The 33 per cent increase in short-term capital gains (STCG) tax, as announced in the Union Budget 2024-25, is likely to make it more challenging for portfolio management services (PMS) providers to compete with mutual funds (MFs) and alternative investment funds (AIFs).
While most PMS strategies focus on long-term investments, fund managers are used to short-term churn and agile sector rotations. However, such moves will now incur a 20 per cent tax, up from 15 per cent. Unlike the MF and AIF players, PMS providers do not benefit from a pass-through status, complicating efforts to outperform MFs and AIFs in terms of returns.
According to PMS firms, there will be an impact of the tax hike on short-term positions. They suggested a shift towards more deliberate long-term portfolio strategies.
While taxation is a crucial factor, industry players emphasise that achieving strong returns and making accurate investment decisions take precedence. Given the current market frenzy, with stocks yielding 50-60 per cent returns within a year, clients may still prioritise profit-booking despite the increased tax burden, they said. PMS funds, which target wealthy investors, aim to generate an alpha of 10-15 per cent.

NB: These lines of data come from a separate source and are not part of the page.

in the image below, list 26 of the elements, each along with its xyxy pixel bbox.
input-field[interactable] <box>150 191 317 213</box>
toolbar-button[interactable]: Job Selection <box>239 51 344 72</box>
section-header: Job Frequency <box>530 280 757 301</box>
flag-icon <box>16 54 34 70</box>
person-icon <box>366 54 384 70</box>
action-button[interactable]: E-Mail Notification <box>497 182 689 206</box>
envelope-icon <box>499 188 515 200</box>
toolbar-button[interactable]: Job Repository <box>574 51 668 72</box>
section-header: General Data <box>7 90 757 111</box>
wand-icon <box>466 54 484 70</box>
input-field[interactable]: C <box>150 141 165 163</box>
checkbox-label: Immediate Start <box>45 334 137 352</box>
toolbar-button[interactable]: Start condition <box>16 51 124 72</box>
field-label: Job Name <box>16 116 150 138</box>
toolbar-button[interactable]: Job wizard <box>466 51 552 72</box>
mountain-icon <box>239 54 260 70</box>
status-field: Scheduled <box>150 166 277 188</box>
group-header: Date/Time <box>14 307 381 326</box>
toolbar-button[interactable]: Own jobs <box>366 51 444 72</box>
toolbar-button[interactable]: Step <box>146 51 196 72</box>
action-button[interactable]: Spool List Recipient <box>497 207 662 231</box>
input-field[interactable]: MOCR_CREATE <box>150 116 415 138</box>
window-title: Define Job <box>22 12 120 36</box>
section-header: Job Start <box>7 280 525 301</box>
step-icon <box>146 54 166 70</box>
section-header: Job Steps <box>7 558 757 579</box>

“The differential in taxation is challenging, but we are still in a nascent stage of evolving as a financial product. In this process, weaker hands will probably move out of the industry. The better and stronger ones will continue, and the industry will go through a certain amount of consolidation. If one is good at generating risk-adjusted returns, you will continue to attract investors,” said Aniruddha Naha, CIO-Alternates at PGIM India MF.
Bhavik Thakkar, CEO of Abans Investment Managers, noted that tax implications are not always the primary consideration in a fund manager’s decision to sell a security. “It is more to do with whether the fund manager thinks he/she should be or not be in a particular stock. At the same time, what might happen is that fund managers will be more cautious in terms of checking what taxation implications there are for a particular stock, whether you’ve been holding it for more than or less than one year.”
The PMS industry is already facing challenges with the move towards a new investment vehicle proposed by the Securities and Exchange Board of India (Sebi), which shall feature a minimum ticket size of Rs 10 lakh, significantly lower than the Rs 50 lakh threshold for PMS. Although there is some ambiguity regarding the treatment of this new asset class, it will offer more flexibility than the PMS structure. For instance, PMS funds can use derivatives only for hedging purposes, whereas the new asset class allows for derivatives exposure beyond hedging, providing greater flexibility and risk-taking opportunities, potentially leading to higher returns.
“A lot of people who would ideally have graduated from an MF to a PMS will now have a smaller step where they can gain experience and move to a PMS,” Naha added.